Minister cyfryzacji Janusz Cieszyński w rozmowie z Interią uspokaja: "Prace nad tą ustawą są na ostatniej prostej (…) W momencie, kiedy przepisy wejdą w życie, sprawa zostanie wycofana".
Pozew do TSUE został skierowany przez KE "w związku z brakiem pełnej transpozycji do prawa krajowego unijnego kodeksu łączności elektronicznej i poinformowania Komisji o tym, w jaki sposób środki krajowe go transponują".
Co grozi, gdy przepisy nie wejdą w życie?

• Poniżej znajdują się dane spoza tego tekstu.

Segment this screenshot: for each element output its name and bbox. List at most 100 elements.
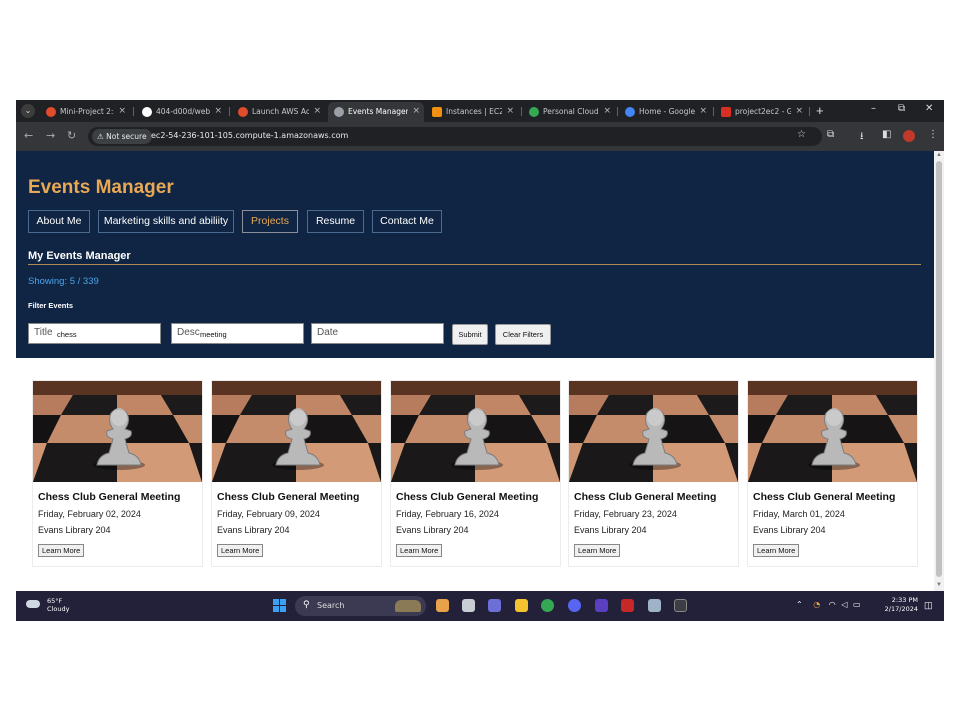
title-filter-label: Title [34,327,53,338]
search-highlight-icon [395,600,421,612]
event-title: Chess Club General Meeting [396,491,539,503]
taskbar-search[interactable]: ⚲ Search [295,596,426,616]
restore-button[interactable]: ⧉ [898,103,905,114]
download-icon[interactable]: ⭳ [860,129,864,146]
browser-tab-strip: ⌄ Mini-Project 2: I × 404-d00d/web- × La… [16,100,944,122]
close-icon[interactable]: × [118,106,126,116]
event-card: Chess Club General Meeting Friday, Februa… [568,380,739,567]
tray-app-icon[interactable]: ◔ [813,600,820,609]
tab-project2ec2[interactable]: project2ec2 - G × [715,102,807,122]
tab-home-google[interactable]: Home - Google × [619,102,711,122]
tab-label: Personal Cloud [543,107,599,116]
chevron-up-icon[interactable]: ⌃ [796,600,803,609]
learn-more-button[interactable]: Learn More [217,544,264,557]
profile-avatar[interactable] [903,130,915,142]
new-tab-button[interactable]: + [816,103,824,118]
scroll-down-icon[interactable]: ▼ [936,582,942,588]
github-icon [142,107,152,117]
title-filter-input[interactable] [57,328,147,341]
event-card: Chess Club General Meeting Friday, Februa… [32,380,203,567]
tab-launch-aws[interactable]: Launch AWS Aca × [232,102,325,122]
event-title: Chess Club General Meeting [38,491,181,503]
security-chip[interactable]: ⚠ Not secure [92,129,152,144]
close-icon[interactable]: × [412,106,420,116]
back-icon[interactable]: ← [24,129,33,142]
close-icon[interactable]: × [699,106,707,116]
learn-more-button[interactable]: Learn More [574,544,621,557]
network-app-icon[interactable] [648,599,661,612]
jetbrains-icon[interactable] [595,599,608,612]
learn-more-button[interactable]: Learn More [396,544,443,557]
title-filter-field[interactable]: Title [28,323,161,344]
nav-about-me[interactable]: About Me [28,210,90,233]
widgets-app-icon[interactable] [436,599,449,612]
scroll-up-icon[interactable]: ▲ [936,152,942,158]
security-label: Not secure [106,132,147,141]
page-scrollbar[interactable]: ▲ ▼ [934,151,944,591]
minimize-button[interactable]: – [871,103,876,114]
nav-projects[interactable]: Projects [242,210,298,233]
desc-filter-input[interactable] [200,328,290,341]
section-divider [28,264,921,265]
file-explorer-icon[interactable] [515,599,528,612]
desc-filter-field[interactable]: Desc [171,323,304,344]
tab-label: Events Manager [348,107,408,116]
address-bar[interactable]: ⚠ Not secure ec2-54-236-101-105.compute-… [88,127,822,146]
screen: ⌄ Mini-Project 2: I × 404-d00d/web- × La… [16,100,944,621]
tab-search-icon[interactable]: ⌄ [21,104,35,118]
menu-icon[interactable]: ⋮ [928,129,938,140]
clock[interactable]: 2:33 PM 2/17/2024 [884,596,918,614]
event-location: Evans Library 204 [38,525,111,535]
notification-icon[interactable]: ◫ [924,600,933,611]
close-icon[interactable]: × [313,106,321,116]
nav-marketing-skills[interactable]: Marketing skills and abiliity [98,210,234,233]
teams-icon[interactable] [488,599,501,612]
reload-icon[interactable]: ↻ [67,129,76,142]
volume-icon[interactable]: ◁ [841,600,847,609]
tab-personal-cloud[interactable]: Personal Cloud × [523,102,615,122]
event-title: Chess Club General Meeting [217,491,360,503]
close-icon[interactable]: × [506,106,514,116]
warning-icon: ⚠ [97,132,104,141]
chrome-icon[interactable] [541,599,554,612]
close-icon[interactable]: × [214,106,222,116]
favicon-icon [238,107,248,117]
learn-more-button[interactable]: Learn More [753,544,800,557]
close-icon[interactable]: × [795,106,803,116]
tab-instances-ec2[interactable]: Instances | EC2 | × [426,102,518,122]
task-view-icon[interactable] [462,599,475,612]
event-image [212,381,381,482]
clear-filters-button[interactable]: Clear Filters [495,324,551,345]
terminal-icon[interactable] [674,599,687,612]
close-window-button[interactable]: ✕ [925,103,933,114]
wifi-icon[interactable]: ◠ [829,600,836,609]
windows-start-icon[interactable] [273,599,286,612]
tab-events-manager[interactable]: Events Manager × [328,102,424,122]
date-filter-input[interactable] [340,328,430,341]
filezilla-icon[interactable] [621,599,634,612]
results-count: Showing: 5 / 339 [28,276,99,287]
bookmark-star-icon[interactable]: ☆ [797,129,806,140]
tab-github[interactable]: 404-d00d/web- × [136,102,226,122]
forward-icon[interactable]: → [46,129,55,142]
nav-resume[interactable]: Resume [307,210,364,233]
scroll-thumb[interactable] [936,161,942,577]
date-filter-field[interactable]: Date [311,323,444,344]
weather-desc: Cloudy [47,605,70,613]
filter-heading: Filter Events [28,301,74,310]
event-title: Chess Club General Meeting [753,491,896,503]
discord-icon[interactable] [568,599,581,612]
extensions-icon[interactable]: ⧉ [827,129,834,140]
tab-label: project2ec2 - G [735,107,791,116]
nav-contact-me[interactable]: Contact Me [372,210,442,233]
close-icon[interactable]: × [603,106,611,116]
url-text[interactable]: ec2-54-236-101-105.compute-1.amazonaws.c… [151,131,348,140]
battery-icon[interactable]: ▭ [853,600,861,609]
tab-mini-project[interactable]: Mini-Project 2: I × [40,102,130,122]
favicon-icon [46,107,56,117]
side-panel-icon[interactable]: ◧ [882,129,891,140]
submit-button[interactable]: Submit [452,324,488,345]
globe-icon [334,107,344,117]
learn-more-button[interactable]: Learn More [38,544,85,557]
event-date: Friday, February 09, 2024 [217,509,320,519]
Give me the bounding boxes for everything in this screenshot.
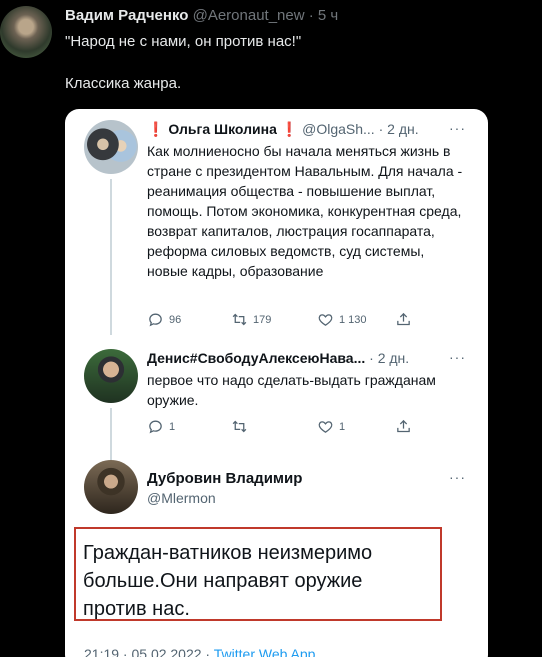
like-icon: [318, 314, 333, 326]
reply-button[interactable]: 96: [147, 311, 181, 328]
tweet-2-text: первое что надо сделать-выдать гражданам…: [147, 372, 436, 408]
tweet-time[interactable]: 2 дн.: [387, 121, 418, 137]
retweet-button[interactable]: 179: [231, 311, 271, 328]
more-options-icon[interactable]: ···: [449, 120, 466, 136]
author-name[interactable]: Вадим Радченко: [65, 7, 188, 24]
retweet-icon: [232, 420, 247, 433]
retweet-count: 179: [253, 313, 272, 326]
author-handle[interactable]: @Mlermon: [147, 490, 216, 506]
author-name[interactable]: Дубровин Владимир: [147, 470, 302, 487]
olga-avatar[interactable]: [84, 120, 138, 174]
tweet-3-text: Граждан-ватников неизмеримо больше.Они н…: [83, 542, 373, 620]
tweet-text-line2: Классика жанра.: [65, 75, 182, 92]
thread-connector: [110, 179, 112, 335]
exclamation-icon: ❗: [280, 121, 299, 137]
more-options-icon[interactable]: ···: [449, 469, 466, 485]
tweet-timestamp[interactable]: 21:19 · 05.02.2022 ·: [84, 646, 210, 657]
reply-button[interactable]: 1: [147, 418, 175, 435]
thread-connector: [110, 408, 112, 460]
exclamation-icon: ❗: [147, 121, 165, 137]
author-avatar[interactable]: [0, 6, 52, 58]
tweet-3-handle-row: @Mlermon: [147, 490, 216, 506]
source-app-link[interactable]: Twitter Web App: [214, 646, 316, 657]
attached-screenshot[interactable]: ❗ Ольга Школина ❗ @OlgaSh... · 2 дн. ···…: [65, 109, 488, 657]
retweet-button[interactable]: [231, 418, 253, 435]
reply-icon: [149, 313, 162, 327]
reply-count: 1: [169, 420, 176, 433]
tweet-2-actions: 1 1: [147, 418, 467, 436]
author-name[interactable]: Денис#СвободуАлексеюНава...: [147, 350, 365, 366]
like-icon: [318, 421, 333, 433]
tweet-time[interactable]: 2 дн.: [378, 350, 409, 366]
reply-count: 96: [169, 313, 182, 326]
share-button[interactable]: [395, 311, 412, 328]
reply-icon: [149, 420, 162, 434]
tweet-text-line1: "Народ не с нами, он против нас!": [65, 33, 302, 50]
retweet-icon: [232, 313, 247, 326]
tweet-2-header: Денис#СвободуАлексеюНава... · 2 дн.: [147, 350, 409, 366]
like-count: 1 130: [339, 313, 367, 326]
tweet-time[interactable]: 5 ч: [318, 7, 338, 24]
tweet-3-footer: 21:19 · 05.02.2022 · Twitter Web App: [84, 646, 315, 657]
author-handle[interactable]: @Aeronaut_new: [193, 7, 305, 24]
share-button[interactable]: [395, 418, 412, 435]
share-icon: [397, 419, 410, 433]
separator: ·: [369, 350, 374, 366]
tweet-header: Вадим Радченко @Aeronaut_new · 5 ч: [65, 7, 338, 24]
tweet-1-header: ❗ Ольга Школина ❗ @OlgaSh... · 2 дн.: [147, 121, 419, 138]
denis-avatar[interactable]: [84, 349, 138, 403]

Zgodnie z artykułem 260 ustawy 3 Traktatu o funkcjonowaniu Unii Europejskiej, w momencie gdy państwo członkowskie nie adaptuje dyrektywy przyjętej przez Parlament Europejski i Radę do prawa krajowego w wymaganym terminie, Komisja może zwrócić się do Trybunału Sprawiedliwości Unii Europejskiej o nałożenie sankcji finansowych.
Czym jest unijny kodeks łączności elektronicznej?
Europejski kodeks łączności elektronicznej dostosowuje ramy regulacyjne europejskiego sektora telekomunikacyjnego do nowych wyzwań. Wszedł on w życie w grudniu 2018 r., a państwa członkowskie miały dwa lata na wdrożenie jej przepisów. Jest to główny akt prawny mający na celu urzeczywistnienie europejskiego społeczeństwa gigabitowego i zapewnienie pełnego udziału wszystkich obywateli UE w gospodarce cyfrowej i społeczeństwie cyfrowym.
Aby wesprzeć państwa członkowskie w transponowaniu dyrektywy do prawa krajowego, Komisja monitoruje proces transpozycji i udziela im obszernych wskazówek i pomocy. Ponadto Organ Europejskich Regulatorów Łączności Elektronicznej (BEREC) opracował i opublikował wytyczne służące skutecznemu wdrożeniu nowych przepisów.